After the Ciel wowed audiences in Pebble Beach, Cadillac’s design team set about evolving that car’s look into an updated form of Art & Science that could filter down to production models. Enter the Elmiraj coupe concept, which refined the Ciel’s details and placed them on a more production-feasible, but no less gigantic, two-door pillarless coupe body. The 2016 Cadillac CT6’s clean flanks, thin headlights, shield grille, and even its future twin-turbocharged V-8 engine can be traced directly to the Elmiraj.

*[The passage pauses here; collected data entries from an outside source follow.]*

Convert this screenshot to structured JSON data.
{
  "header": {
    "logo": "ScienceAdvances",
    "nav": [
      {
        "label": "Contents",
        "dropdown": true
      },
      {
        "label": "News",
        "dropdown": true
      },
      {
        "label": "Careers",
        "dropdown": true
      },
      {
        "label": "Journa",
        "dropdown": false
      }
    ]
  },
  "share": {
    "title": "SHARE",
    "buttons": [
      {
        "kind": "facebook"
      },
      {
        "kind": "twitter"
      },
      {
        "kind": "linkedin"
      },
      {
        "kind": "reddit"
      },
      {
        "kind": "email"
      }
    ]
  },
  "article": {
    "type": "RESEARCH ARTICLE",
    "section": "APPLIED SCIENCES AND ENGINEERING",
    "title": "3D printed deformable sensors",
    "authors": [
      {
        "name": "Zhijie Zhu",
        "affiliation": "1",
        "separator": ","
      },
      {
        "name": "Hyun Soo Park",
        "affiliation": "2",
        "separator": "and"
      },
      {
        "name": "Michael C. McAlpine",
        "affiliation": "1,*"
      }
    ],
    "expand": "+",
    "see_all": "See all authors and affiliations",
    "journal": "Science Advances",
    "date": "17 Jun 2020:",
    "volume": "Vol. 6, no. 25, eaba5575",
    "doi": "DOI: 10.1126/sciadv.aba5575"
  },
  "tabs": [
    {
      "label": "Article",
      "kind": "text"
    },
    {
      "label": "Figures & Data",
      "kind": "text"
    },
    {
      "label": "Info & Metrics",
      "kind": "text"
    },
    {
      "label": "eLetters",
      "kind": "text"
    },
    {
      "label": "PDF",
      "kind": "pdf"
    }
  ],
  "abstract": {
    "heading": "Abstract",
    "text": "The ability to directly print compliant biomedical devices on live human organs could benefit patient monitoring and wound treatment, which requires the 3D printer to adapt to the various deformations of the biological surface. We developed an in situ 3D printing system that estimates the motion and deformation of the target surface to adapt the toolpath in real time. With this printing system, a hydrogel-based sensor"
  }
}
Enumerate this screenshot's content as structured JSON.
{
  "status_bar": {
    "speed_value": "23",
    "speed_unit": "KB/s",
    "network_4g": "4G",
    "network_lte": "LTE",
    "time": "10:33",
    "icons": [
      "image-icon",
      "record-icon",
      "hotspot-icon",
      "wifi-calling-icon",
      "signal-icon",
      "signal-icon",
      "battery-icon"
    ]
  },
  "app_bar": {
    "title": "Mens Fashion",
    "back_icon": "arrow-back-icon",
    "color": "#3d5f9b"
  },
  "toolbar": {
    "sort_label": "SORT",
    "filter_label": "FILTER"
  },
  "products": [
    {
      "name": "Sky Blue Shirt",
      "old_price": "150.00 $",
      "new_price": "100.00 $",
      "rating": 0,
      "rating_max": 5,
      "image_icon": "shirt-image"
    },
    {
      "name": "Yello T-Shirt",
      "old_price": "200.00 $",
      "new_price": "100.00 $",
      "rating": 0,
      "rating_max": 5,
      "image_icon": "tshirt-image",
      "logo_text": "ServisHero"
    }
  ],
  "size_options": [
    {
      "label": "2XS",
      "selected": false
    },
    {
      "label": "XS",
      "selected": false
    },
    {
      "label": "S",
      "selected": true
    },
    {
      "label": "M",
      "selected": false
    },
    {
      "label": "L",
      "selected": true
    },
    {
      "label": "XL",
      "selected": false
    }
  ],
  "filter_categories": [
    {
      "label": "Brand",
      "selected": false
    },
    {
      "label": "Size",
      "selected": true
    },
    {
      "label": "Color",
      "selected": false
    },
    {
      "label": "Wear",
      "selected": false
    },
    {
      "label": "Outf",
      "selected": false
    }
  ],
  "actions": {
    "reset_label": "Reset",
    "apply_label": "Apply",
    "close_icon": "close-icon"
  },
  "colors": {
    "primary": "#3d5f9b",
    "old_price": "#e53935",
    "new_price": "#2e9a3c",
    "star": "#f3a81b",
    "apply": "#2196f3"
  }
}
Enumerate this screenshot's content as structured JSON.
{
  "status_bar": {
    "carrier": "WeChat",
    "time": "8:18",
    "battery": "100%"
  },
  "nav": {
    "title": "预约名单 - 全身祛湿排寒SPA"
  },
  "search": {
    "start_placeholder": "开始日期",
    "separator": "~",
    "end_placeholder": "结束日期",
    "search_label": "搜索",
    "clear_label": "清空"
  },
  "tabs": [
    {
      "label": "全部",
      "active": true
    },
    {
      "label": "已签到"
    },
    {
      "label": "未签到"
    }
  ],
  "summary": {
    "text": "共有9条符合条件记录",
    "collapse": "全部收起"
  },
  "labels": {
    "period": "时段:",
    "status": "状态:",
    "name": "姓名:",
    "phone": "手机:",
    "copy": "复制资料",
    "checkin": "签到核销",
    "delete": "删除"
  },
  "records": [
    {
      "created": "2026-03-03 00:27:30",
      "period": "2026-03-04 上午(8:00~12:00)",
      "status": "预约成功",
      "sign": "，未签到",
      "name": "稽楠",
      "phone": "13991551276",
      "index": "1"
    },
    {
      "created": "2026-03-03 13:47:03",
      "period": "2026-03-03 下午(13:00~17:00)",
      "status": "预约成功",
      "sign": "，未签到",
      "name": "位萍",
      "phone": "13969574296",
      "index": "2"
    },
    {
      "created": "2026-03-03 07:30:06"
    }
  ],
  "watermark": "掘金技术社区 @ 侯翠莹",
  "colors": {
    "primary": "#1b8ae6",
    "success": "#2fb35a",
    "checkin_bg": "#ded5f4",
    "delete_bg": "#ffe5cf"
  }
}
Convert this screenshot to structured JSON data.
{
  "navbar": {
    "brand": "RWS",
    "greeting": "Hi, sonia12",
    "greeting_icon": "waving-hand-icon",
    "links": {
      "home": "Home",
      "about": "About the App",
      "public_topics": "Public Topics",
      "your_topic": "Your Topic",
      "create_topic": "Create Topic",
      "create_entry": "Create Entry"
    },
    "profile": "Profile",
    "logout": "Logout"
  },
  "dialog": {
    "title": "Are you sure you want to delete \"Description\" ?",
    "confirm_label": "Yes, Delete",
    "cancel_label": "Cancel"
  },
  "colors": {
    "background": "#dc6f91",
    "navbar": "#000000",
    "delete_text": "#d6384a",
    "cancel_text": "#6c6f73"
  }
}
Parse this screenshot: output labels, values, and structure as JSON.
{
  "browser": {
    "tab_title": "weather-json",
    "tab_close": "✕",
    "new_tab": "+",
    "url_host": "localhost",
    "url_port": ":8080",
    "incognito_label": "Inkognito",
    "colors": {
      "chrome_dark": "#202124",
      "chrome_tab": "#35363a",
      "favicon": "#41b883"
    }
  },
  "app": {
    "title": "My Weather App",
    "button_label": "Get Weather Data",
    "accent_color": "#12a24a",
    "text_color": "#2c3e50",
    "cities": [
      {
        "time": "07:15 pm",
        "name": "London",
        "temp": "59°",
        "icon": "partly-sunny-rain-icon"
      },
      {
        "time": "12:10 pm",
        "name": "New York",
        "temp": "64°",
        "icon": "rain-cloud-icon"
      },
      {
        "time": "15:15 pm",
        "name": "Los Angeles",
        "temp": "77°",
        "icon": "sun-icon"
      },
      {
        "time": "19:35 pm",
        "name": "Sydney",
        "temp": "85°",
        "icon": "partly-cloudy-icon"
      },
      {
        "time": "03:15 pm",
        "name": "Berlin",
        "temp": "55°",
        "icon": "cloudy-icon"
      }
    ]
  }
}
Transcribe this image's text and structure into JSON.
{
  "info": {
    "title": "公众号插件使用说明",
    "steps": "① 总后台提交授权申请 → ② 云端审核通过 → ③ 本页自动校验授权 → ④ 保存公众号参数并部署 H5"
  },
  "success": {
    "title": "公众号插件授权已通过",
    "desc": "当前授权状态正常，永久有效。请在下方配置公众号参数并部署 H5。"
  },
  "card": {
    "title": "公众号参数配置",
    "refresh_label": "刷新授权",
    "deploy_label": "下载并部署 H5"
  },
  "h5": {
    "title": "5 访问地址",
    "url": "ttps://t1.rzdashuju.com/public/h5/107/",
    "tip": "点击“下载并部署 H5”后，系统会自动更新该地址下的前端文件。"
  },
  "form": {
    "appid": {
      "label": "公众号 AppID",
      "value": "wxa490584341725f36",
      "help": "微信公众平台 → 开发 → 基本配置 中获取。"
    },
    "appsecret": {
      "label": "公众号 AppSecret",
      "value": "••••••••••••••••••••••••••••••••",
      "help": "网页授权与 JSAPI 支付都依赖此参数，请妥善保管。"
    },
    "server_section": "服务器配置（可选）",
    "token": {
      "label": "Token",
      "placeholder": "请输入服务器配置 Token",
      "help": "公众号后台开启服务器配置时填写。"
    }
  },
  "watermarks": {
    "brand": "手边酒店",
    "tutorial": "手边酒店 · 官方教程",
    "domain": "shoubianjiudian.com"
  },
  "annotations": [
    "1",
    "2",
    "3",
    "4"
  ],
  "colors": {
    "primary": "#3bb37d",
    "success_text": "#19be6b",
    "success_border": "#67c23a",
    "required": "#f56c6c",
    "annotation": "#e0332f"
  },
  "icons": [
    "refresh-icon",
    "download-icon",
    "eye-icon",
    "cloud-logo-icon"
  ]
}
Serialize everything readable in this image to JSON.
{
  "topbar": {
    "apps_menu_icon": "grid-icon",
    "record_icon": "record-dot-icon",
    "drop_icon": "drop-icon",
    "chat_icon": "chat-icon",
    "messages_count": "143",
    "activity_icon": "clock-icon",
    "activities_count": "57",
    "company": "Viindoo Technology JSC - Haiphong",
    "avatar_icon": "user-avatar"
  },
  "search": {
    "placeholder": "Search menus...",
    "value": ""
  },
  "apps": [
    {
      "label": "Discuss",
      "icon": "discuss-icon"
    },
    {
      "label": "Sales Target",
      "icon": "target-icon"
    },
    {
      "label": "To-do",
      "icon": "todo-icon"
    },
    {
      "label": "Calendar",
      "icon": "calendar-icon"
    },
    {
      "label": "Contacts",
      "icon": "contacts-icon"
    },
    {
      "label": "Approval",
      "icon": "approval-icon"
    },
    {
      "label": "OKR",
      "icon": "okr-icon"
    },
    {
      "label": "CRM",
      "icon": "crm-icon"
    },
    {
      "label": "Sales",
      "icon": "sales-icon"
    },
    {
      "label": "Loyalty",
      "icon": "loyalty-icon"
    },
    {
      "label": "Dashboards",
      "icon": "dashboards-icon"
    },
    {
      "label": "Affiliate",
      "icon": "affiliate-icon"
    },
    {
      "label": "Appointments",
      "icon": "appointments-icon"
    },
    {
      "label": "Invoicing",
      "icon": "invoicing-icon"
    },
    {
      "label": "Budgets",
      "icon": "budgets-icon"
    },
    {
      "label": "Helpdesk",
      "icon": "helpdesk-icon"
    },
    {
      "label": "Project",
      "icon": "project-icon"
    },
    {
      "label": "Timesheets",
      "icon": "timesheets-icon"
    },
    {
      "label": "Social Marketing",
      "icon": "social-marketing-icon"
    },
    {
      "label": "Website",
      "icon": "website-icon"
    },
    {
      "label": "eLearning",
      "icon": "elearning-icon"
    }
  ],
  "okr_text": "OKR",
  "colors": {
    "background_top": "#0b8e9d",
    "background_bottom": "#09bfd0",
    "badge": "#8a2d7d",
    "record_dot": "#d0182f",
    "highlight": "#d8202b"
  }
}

2014 Chaparral 2X Vision GT concept

Consider for a moment how long Ed Welburn has worked at GM, and the sort of progress we've seen since he first was hired in 1973. Over the past 44 years, the computer has pushed into mainstream culture, digital rendering has joined the automotive design process, and cars now pack an astounding amount of technology. Oh, and video games are a thing—and getting more and more lifelike. When the Gran Turismo franchise began propositioning automakers to design special, one-off models that would exist only in the digital space as drivable cars in the Gran Turismo 6 video game, Chevrolet answered the call with the Chaparral 2X Vision GT. Welburn oversaw the design of the wild open-wheeled car, and Chevrolet even built a full-size model to show off outside the digital world.

2015 Buick Avenir concept

Besides contributing his design talents to GM for decades, Welburn also played a key role in globalizing the auto giant’s design department, setting up studios around the world. So in this context, it comes as no surprise that the achingly pretty Buick Avenir concept that debuted at the 2015 Detroit auto show was designed in . . . Australia! Its name is the french word for “future”—and the concept directly foreshadowed the 2017 Buick LaCrosse sedan.

2016 Buick Avista concept

Having presided over a significant chunk of Cadillac’s design renaissance, the past few years have seen Welburn working just as hard to turn around Buick’s image. (Welburn designed the concept that eventually became the Encore crossover.) Just as the Ciel and Elmiraj concepts represented boil-over points for Cadillac’s resurgent confidence, the Avenir and the Avista coupe signaled to the world that Buick still exists. Interestingly, while Cadillac’s bold concepts represented bids to be taken seriously by luxury buyers who by and large are still staying away from the brand’s world-class sedans, Buick’s recent concepts are more like celebratory gifts to itself. After all, Buick sales are rising, so there’s really no need for splashy pieces like the Avista. That said, we’d still love to see the Avista come to market, ideally on the same Camaro bones as the concept car, but we’ll need to be content with its styling features trickling down to Buick’s next-generation models.